Debts and Income of a Spouse Not Considered In Arizona Child Support Modification
Once the court enters a final divorce decree, a parent wishing to modify it must show changed circumstances. The changes described must be material and be continuing. Does the fact that an unemployed parent finds a job qualify as a material change? What if the parents discussed this possibility when they negotiated a divorce settlement? The Arizona Court of Appeals considered these issues in Jorgensen v. Jorgensen, 640 P.2d 202 (1981).
Facts and Background
Mrs. Jorgensen and Mr. Jorgensen divorced in 1978. They entered into an agreement about their finances. Mr. Jorgensen agreed to pay $200 per month child support for each of the minor children. He also agreed to pay $200 in spousal support for Mrs. Jorgensen.
Under the agreement and court decree, child support for their son would end when he moved in with his father. The child support for their daughter would increase to $300 when she turned 12 years old. Spousal support for Mrs. Jorgensen would end at the end of December of 1980, or when she married or graduated from the university.
In October 1980, the son moved in with Mr. Jorgensen. By that point, Mrs. Jorgensen had graduated from college and remarried. Mr. Jorgensen filed a petition to modify the dissolution decree to terminate both spousal support and support for their daughter. The court granted the petition and Mrs. Jorgensen appealed from the changed support for their daughter.
Substantial and Continuing Change of Circumstances
A parent seeking to modify the terms of a divorce decree must show that something has changed. They must present evidence of a substantial and continuing change of circumstances. The Court of Appeals reviewed the evidence presented in this case. The Court found that father argued there were three changes of circumstances. They were: 1) his increased debts, 2) Mrs. Jorgensen’s husband’s financial resources, and 3) Mrs. Jorgensen’s new job.
The Court noted that neither of the first two justified a reduction of Mr. Jorgensen’s child support obligation. A parent cannot reduce child support because he voluntarily incurs debts. And the Court said that the income of Mrs. Jorgensen’s new husband was not relevant. However, it said that her new job could be considered a substantial and continuing change of circumstances.
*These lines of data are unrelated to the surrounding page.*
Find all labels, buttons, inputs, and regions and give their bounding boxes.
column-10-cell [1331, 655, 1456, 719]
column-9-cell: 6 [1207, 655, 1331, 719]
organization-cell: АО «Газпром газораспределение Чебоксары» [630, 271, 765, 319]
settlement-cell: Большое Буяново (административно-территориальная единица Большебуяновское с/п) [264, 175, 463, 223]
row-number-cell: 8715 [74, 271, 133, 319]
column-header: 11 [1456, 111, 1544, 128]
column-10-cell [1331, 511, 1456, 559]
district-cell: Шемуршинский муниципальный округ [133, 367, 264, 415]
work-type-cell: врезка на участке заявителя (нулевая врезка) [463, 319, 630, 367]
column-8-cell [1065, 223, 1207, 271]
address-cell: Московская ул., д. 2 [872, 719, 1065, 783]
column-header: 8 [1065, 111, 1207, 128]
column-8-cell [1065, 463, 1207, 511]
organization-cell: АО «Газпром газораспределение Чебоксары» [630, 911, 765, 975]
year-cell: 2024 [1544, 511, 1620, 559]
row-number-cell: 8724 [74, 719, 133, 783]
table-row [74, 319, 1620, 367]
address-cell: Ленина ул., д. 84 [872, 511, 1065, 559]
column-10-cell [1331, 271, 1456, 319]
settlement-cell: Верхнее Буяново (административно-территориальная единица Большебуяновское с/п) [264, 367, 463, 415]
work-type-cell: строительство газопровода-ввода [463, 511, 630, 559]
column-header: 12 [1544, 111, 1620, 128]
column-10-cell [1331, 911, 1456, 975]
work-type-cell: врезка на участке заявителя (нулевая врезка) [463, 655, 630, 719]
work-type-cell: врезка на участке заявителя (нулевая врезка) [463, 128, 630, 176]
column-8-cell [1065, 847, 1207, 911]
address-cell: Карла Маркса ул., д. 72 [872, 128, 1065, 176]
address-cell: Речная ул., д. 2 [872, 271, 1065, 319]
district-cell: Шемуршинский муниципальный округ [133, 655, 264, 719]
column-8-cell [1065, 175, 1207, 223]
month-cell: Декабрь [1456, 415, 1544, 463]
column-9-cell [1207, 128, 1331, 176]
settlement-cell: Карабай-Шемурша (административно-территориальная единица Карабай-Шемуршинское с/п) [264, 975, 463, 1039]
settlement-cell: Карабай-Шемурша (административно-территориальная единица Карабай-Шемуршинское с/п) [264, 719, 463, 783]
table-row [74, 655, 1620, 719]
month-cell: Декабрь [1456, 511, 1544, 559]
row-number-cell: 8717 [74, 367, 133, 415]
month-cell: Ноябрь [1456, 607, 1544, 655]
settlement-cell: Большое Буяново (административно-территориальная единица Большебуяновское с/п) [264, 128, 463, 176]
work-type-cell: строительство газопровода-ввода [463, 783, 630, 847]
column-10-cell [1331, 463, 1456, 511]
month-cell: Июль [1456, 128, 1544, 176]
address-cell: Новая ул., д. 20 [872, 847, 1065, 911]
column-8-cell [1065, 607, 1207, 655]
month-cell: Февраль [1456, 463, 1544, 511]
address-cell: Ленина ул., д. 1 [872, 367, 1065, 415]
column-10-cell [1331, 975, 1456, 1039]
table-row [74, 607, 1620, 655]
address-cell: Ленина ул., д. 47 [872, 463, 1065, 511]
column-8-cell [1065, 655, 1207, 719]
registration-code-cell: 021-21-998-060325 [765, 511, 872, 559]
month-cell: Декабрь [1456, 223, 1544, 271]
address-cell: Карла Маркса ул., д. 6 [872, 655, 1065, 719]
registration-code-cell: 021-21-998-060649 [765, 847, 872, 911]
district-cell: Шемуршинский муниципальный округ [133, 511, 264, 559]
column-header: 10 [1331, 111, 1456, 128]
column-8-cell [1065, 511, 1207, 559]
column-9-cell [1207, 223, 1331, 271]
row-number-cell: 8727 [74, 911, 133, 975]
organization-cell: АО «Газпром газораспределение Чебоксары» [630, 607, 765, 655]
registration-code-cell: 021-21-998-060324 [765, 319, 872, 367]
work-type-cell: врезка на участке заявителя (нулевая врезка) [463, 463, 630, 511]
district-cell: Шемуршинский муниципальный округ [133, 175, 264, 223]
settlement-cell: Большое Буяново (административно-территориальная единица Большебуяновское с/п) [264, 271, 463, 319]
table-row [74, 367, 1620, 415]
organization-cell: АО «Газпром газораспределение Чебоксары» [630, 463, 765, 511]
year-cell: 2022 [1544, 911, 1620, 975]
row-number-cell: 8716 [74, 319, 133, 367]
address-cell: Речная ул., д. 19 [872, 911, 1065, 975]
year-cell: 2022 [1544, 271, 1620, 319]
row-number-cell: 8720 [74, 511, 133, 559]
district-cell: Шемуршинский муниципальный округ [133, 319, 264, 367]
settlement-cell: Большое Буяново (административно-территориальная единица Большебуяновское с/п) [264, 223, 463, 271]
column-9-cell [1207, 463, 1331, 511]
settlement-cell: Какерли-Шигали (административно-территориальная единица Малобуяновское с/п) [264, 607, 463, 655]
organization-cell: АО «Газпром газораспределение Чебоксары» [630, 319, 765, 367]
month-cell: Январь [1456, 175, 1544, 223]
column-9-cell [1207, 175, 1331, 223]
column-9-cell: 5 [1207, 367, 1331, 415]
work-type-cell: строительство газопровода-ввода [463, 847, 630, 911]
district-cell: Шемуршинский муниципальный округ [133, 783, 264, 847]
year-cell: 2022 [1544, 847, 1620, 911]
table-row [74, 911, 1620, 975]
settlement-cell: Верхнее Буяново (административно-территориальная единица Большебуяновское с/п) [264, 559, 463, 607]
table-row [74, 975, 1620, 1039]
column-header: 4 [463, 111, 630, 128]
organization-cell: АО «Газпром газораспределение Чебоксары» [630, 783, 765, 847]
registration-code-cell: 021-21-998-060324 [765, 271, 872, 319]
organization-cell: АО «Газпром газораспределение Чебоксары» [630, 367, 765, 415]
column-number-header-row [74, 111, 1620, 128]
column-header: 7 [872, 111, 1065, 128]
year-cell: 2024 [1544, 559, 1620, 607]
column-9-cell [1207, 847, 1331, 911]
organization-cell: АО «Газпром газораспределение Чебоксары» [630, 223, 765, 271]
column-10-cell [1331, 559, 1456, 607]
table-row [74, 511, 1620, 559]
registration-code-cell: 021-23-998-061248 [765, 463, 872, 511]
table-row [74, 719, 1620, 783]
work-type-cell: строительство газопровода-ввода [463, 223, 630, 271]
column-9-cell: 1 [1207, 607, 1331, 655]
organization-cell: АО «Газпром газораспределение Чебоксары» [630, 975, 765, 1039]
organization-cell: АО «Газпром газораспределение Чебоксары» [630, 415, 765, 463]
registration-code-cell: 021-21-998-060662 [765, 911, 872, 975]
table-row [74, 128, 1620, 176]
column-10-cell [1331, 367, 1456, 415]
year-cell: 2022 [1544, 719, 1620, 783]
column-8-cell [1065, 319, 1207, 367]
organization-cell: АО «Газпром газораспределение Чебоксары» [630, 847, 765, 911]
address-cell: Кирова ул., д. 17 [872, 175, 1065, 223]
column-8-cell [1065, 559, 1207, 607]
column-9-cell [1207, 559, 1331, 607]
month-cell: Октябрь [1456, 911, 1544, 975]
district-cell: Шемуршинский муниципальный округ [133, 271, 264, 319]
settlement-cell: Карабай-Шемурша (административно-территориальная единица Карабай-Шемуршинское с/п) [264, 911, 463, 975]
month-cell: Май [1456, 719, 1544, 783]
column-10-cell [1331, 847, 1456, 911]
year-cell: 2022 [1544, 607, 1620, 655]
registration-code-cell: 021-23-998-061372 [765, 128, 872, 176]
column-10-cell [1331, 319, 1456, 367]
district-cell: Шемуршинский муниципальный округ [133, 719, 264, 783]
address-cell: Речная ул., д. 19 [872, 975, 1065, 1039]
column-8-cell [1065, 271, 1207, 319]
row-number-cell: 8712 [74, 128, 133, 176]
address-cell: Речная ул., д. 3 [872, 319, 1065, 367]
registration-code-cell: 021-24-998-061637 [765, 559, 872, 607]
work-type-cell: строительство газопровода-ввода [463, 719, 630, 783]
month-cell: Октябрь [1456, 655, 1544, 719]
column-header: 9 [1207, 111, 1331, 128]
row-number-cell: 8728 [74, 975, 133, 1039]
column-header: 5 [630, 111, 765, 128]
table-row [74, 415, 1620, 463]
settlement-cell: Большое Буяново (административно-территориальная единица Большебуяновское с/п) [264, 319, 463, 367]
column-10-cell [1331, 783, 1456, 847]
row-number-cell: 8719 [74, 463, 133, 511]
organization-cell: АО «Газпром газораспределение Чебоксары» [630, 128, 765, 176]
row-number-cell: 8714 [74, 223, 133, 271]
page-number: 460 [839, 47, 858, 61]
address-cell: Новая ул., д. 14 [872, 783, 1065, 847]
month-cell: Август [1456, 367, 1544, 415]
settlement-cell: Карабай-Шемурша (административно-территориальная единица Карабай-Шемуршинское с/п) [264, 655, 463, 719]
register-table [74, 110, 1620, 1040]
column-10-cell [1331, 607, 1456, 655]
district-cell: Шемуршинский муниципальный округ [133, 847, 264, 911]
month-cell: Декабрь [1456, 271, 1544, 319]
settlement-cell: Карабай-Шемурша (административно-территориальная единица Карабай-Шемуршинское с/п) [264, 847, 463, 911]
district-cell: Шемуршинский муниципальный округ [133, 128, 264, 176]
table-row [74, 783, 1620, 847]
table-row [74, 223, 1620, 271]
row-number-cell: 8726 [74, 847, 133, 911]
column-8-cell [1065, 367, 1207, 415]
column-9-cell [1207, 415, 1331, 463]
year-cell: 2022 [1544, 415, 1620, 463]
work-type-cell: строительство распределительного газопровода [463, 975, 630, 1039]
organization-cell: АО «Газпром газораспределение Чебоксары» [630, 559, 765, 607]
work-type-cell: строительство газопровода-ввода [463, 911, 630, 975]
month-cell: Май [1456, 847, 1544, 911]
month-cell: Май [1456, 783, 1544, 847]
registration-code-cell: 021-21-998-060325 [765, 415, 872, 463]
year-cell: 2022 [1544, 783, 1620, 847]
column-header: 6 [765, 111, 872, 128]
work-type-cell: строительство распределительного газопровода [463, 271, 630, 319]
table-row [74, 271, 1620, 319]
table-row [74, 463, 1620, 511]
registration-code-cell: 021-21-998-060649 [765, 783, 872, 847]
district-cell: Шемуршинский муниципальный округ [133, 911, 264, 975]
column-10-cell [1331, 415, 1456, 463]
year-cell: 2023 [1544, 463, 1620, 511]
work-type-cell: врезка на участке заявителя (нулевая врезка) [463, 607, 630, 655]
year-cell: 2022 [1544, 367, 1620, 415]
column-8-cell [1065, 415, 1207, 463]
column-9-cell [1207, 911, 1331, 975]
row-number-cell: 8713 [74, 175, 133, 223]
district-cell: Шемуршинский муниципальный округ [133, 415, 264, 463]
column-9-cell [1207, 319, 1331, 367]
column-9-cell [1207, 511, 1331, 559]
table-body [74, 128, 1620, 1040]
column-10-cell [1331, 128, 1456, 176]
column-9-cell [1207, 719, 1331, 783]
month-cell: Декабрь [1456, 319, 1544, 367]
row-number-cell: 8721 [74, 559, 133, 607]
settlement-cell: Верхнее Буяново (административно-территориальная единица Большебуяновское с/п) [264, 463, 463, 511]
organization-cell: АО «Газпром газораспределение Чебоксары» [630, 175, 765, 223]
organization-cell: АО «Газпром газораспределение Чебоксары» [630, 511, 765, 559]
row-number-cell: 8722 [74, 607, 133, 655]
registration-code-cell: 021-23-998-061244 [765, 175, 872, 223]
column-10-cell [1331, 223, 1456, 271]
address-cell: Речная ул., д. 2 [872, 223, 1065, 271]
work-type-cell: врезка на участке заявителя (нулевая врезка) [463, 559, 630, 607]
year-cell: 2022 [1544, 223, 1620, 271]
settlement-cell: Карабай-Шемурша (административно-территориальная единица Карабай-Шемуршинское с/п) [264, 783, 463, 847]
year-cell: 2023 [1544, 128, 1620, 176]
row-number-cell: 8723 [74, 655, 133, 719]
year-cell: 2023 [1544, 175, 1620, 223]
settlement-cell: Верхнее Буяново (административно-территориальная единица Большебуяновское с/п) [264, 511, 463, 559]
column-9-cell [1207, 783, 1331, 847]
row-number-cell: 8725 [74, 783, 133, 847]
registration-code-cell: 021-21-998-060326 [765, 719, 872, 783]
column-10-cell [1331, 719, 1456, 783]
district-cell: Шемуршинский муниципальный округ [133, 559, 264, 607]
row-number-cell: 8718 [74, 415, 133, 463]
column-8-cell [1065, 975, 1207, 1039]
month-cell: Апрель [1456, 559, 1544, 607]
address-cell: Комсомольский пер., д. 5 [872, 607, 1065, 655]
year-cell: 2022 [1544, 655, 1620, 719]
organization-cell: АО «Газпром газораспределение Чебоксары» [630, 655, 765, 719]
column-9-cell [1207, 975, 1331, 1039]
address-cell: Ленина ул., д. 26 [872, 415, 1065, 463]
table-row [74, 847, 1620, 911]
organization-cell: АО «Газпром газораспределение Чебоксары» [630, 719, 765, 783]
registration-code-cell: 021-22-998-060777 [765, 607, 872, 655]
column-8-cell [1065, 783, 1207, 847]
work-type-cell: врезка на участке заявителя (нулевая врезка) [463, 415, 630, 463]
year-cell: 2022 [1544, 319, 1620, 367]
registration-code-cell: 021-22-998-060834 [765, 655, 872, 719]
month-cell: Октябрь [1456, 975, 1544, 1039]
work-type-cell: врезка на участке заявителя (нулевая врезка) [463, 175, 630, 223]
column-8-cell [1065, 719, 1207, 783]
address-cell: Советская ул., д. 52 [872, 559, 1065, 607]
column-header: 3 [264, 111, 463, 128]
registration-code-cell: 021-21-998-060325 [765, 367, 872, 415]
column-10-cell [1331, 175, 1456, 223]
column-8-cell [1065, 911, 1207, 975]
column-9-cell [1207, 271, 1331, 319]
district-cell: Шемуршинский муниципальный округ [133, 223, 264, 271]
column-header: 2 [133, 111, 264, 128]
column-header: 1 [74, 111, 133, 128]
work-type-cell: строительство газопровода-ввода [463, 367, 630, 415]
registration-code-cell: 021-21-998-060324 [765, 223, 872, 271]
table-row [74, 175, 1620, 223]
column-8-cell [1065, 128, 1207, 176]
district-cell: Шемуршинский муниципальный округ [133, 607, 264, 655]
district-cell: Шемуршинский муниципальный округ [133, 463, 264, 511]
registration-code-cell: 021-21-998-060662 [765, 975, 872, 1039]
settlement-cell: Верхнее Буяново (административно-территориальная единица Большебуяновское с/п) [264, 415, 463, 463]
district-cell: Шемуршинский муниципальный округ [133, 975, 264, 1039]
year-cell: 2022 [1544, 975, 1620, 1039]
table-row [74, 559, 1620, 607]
Mrs. Jorgensen argued that the court should not have considered her new job. She claims that while she and Mr. Jorgensen negotiated the divorce agreement, they discussed the possibility of her finding work. She cited cases saying that changed circumstances cannot include matters the spouses considered before agreeing to a settlement. The Court of Appeals did not find the cases controlling here.
In those cases, the Court said, the parties had enough information to accurately estimate the financial impact of an expected change. In this case, the parties did not have enough information to accurately estimate Mrs. Jorgensen’s future income.
In fact, both parties were not even certain that Mrs. Jorgensen would graduate from college. They could not have been certain that she would find employment quickly after graduation. The Court of Appeals ruled that the trial court did not abuse its discretion in modifying support. It had good reason to rule that Mr. Jorgensen and Mrs. Jorgensen did not contemplate her current job when they signed their separation agreement.
Termination of Child Support for Daughter
The Court said that the fact that Mrs. Jorgensen makes a good salary does not end the inquiry. It is a substantial, continuing, and unforeseen change that justified modifying father’s child support obligation. But it does not necessarily follow that Mr. Jorgensen should pay no support for his daughter going forward.
A parent getting a new job does not necessarily mean the other can stop paying support. Here, Mrs. Jorgensen was not working when the couple divorced.Father, therefore, had to pay for 100% of the child support burden.
At the time of the modification hearing, the father was still completely supporting one of the children. He was also providing most of the support for the other child, although Mrs. Jorgensen had a job. Her new job makes it unnecessary for Mr. Jorgensen to continue carrying such a heavy share of the support burden.
The court modified the decree so that Mr. Jorgensen supports one child while Mrs. Jorgensen supports the other. This, the Court of Appeals said, was fair.
The Court of Appeals affirmed the ruling of the lower court.